Teman yang Sombong

Berbuat baik tidak harus memberikan materi, namun juga memberi kesempatan orang lain berbahagia.

Suatu hari seorang kawan lama yang kebetulan pulang ke Jogja, mengajak saya dan beberapa kawan bertemu. Saya malas sekali bertemu karena kawan saya ini terkenal sombong dan selalu pamer. Namun kawan saya ini terus membujuk saya untuk ikut sekadar ngumpul dan ngopi-ngopi.

Tiba-tiba saya diingatkan oleh diri saya sendiri, bahwa membuat orang bahagia adalah sebuah kebaikan. Mungkin peran saya sangat rendah dalam pertemuan itu. Namun mungkin kawan-kawan akan bahagia ketika kita berkumpul bernostalgia lengkap tanpa satupun kawan lama yang absen.

Akhirnya saya putuskan untuk datang. Pertimbangan saya adalah saya ingin memberikan kesempatan kapada kawan-kawan saya berbahagia. Yah walaupun nantinya kami harus menjadi pendengar yang baik atas semua hal yang dipamerkan kawan saya. Mungkin kebahagiaan teman saya ada di situ. Ketika saya memberi dia ruang untuk berbahagia, maka di situlah kebaikan sedang saya lakukan. Saya pikir saya juga tidak perlu malas untuk mendengarkan kawan saya pamer. Bukankah itu semua adalah urusan pribadi dia. Lagian saya juga salah jika jengkel, karena kejengkelan saya adalah bentuk ego saya yang mendominasi rasionalitas saya. Bukankah saya juga harusnya berbahagia dengan kesuksesan dia, dan cukup hanya mengamati apapun yang terjadi?Bisa jadi alam sedang akan memberikan saya pelajaran untuk menghadapi ego, iri hati, buruk sangka, dan mungkin juga belajar megnamati bagaimana sih wujudnya sombong?

Akhirnya saya datang, dan benar.
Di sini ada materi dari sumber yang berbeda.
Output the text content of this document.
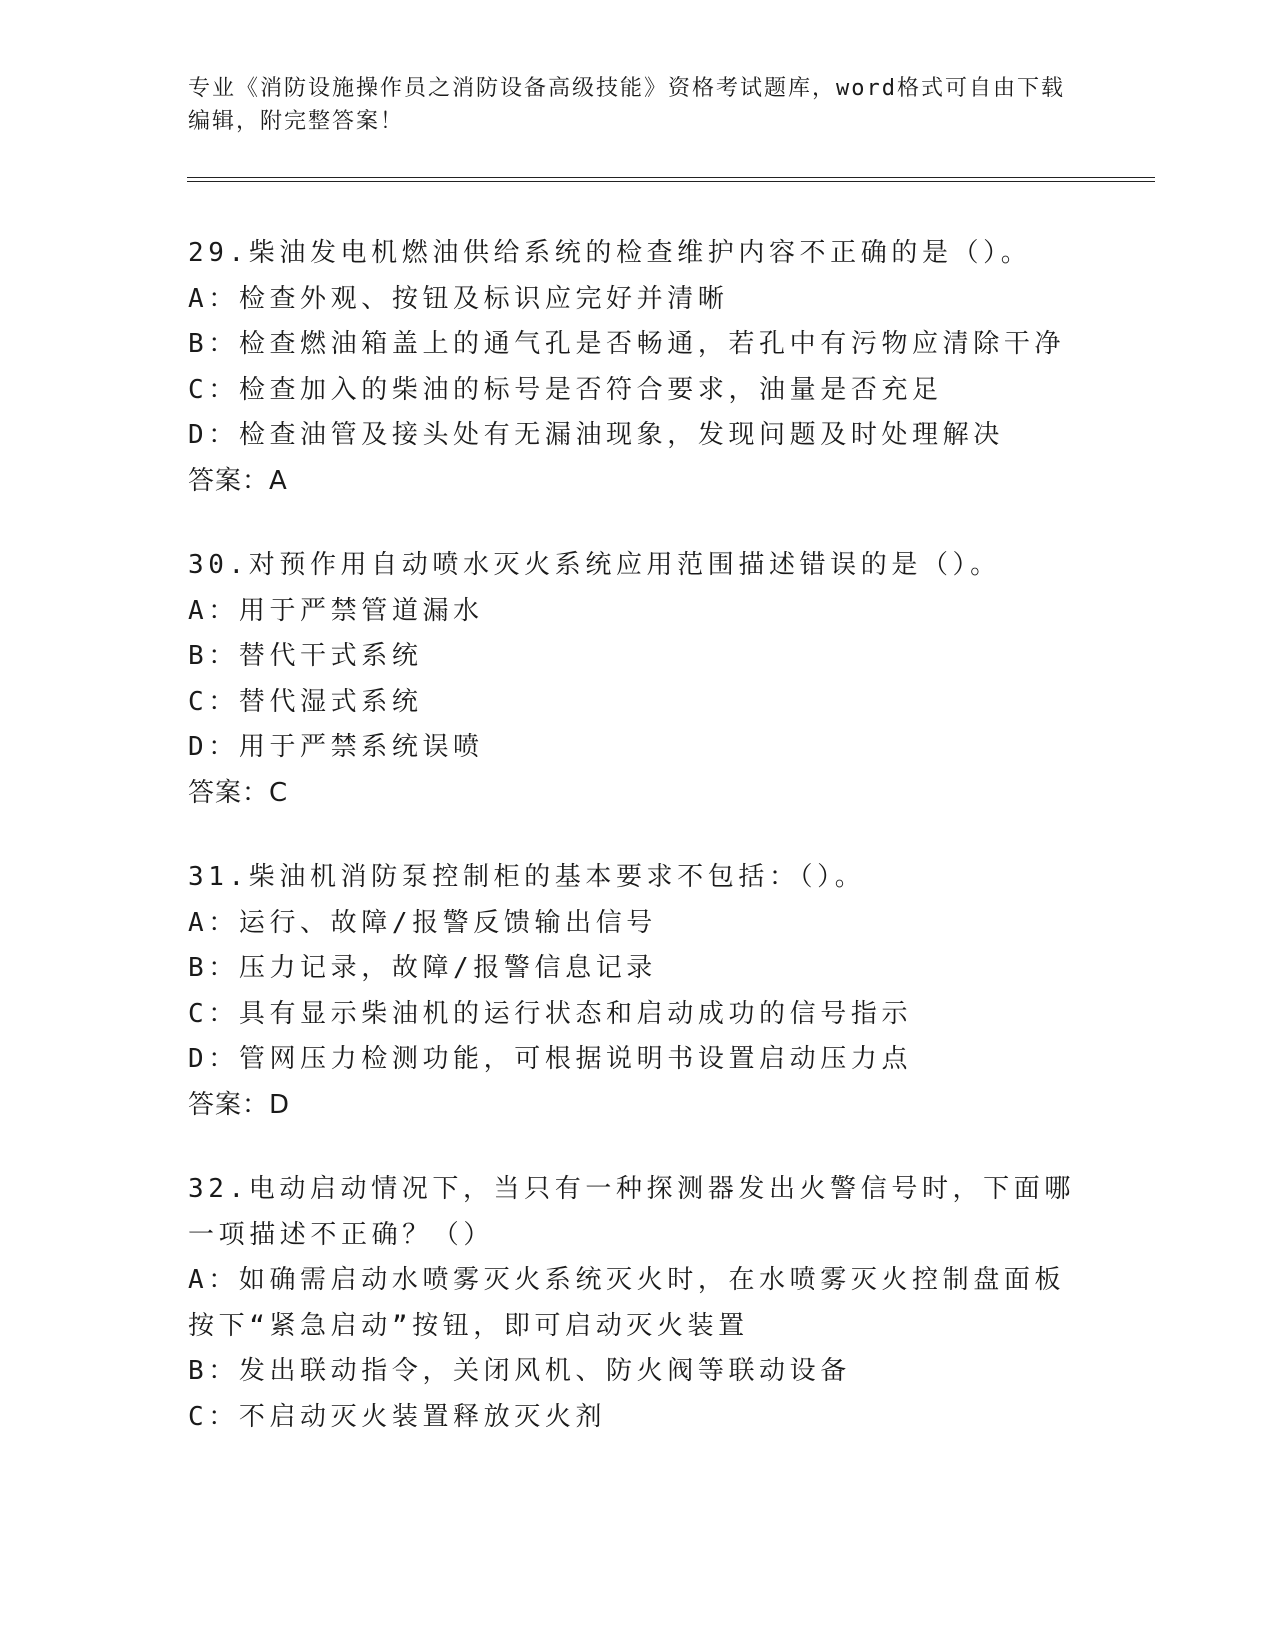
专业《消防设施操作员之消防设备高级技能》资格考试题库，word格式可自由下载编辑，附完整答案！
29.柴油发电机燃油供给系统的检查维护内容不正确的是（）。
A：检查外观、按钮及标识应完好并清晰
B：检查燃油箱盖上的通气孔是否畅通，若孔中有污物应清除干净
C：检查加入的柴油的标号是否符合要求，油量是否充足
D：检查油管及接头处有无漏油现象，发现问题及时处理解决
答案：A
30.对预作用自动喷水灭火系统应用范围描述错误的是（）。
A：用于严禁管道漏水
B：替代干式系统
C：替代湿式系统
D：用于严禁系统误喷
答案：C
31.柴油机消防泵控制柜的基本要求不包括：（）。
A：运行、故障/报警反馈输出信号
B：压力记录，故障/报警信息记录
C：具有显示柴油机的运行状态和启动成功的信号指示
D：管网压力检测功能，可根据说明书设置启动压力点
答案：D
32.电动启动情况下，当只有一种探测器发出火警信号时，下面哪一项描述不正确？（）
A：如确需启动水喷雾灭火系统灭火时，在水喷雾灭火控制盘面板按下“紧急启动”按钮，即可启动灭火装置
B：发出联动指令，关闭风机、防火阀等联动设备
C：不启动灭火装置释放灭火剂
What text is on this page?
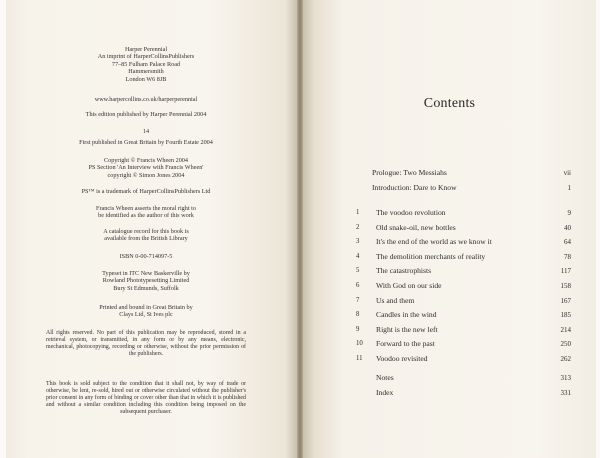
Harper Perennial

An imprint of HarperCollinsPublishers

77–85 Fulham Palace Road

Hammersmith

London W6 8JB

www.harpercollins.co.uk/harperperennial

This edition published by Harper Perennial 2004

14

First published in Great Britain by Fourth Estate 2004

Copyright © Francis Wheen 2004

PS Section 'An Interview with Francis Wheen'

copyright © Simon Jones 2004

PS™ is a trademark of HarperCollinsPublishers Ltd

Francis Wheen asserts the moral right to

be identified as the author of this work

A catalogue record for this book is

available from the British Library

ISBN 0-00-714097-5

Typeset in ITC New Baskerville by

Rowland Phototypesetting Limited

Bury St Edmunds, Suffolk

Printed and bound in Great Britain by

Clays Ltd, St Ives plc

All rights reserved. No part of this publication may be reproduced, stored in a retrieval system, or transmitted, in any form or by any means, electronic, mechanical, photocopying, recording or otherwise, without the prior permission of the publishers.

This book is sold subject to the condition that it shall not, by way of trade or otherwise, be lent, re-sold, hired out or otherwise circulated without the publisher's prior consent in any form of binding or cover other than that in which it is published and without a similar condition including this condition being imposed on the subsequent purchaser.

Contents
Prologue: Two Messiahs	vii
Introduction: Dare to Know	1
1	The voodoo revolution	9
2	Old snake-oil, new bottles	40
3	It's the end of the world as we know it	64
4	The demolition merchants of reality	78
5	The catastrophists	117
6	With God on our side	158
7	Us and them	167
8	Candles in the wind	185
9	Right is the new left	214
10	Forward to the past	250
11	Voodoo revisited	262
Notes	313
Index	331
Kami menjadi pendengar pasif saat kawan saya pamer segala kesuksesannya. Namun yang membedakan adalah saya justru sangat bahagia saat melihat kawan saya sombong, karena saya pikir baru itu yang yang diketahuinya dari kehidupan. Akhirnya kami semua tertawa-tawa bergembira semua bersama-sama.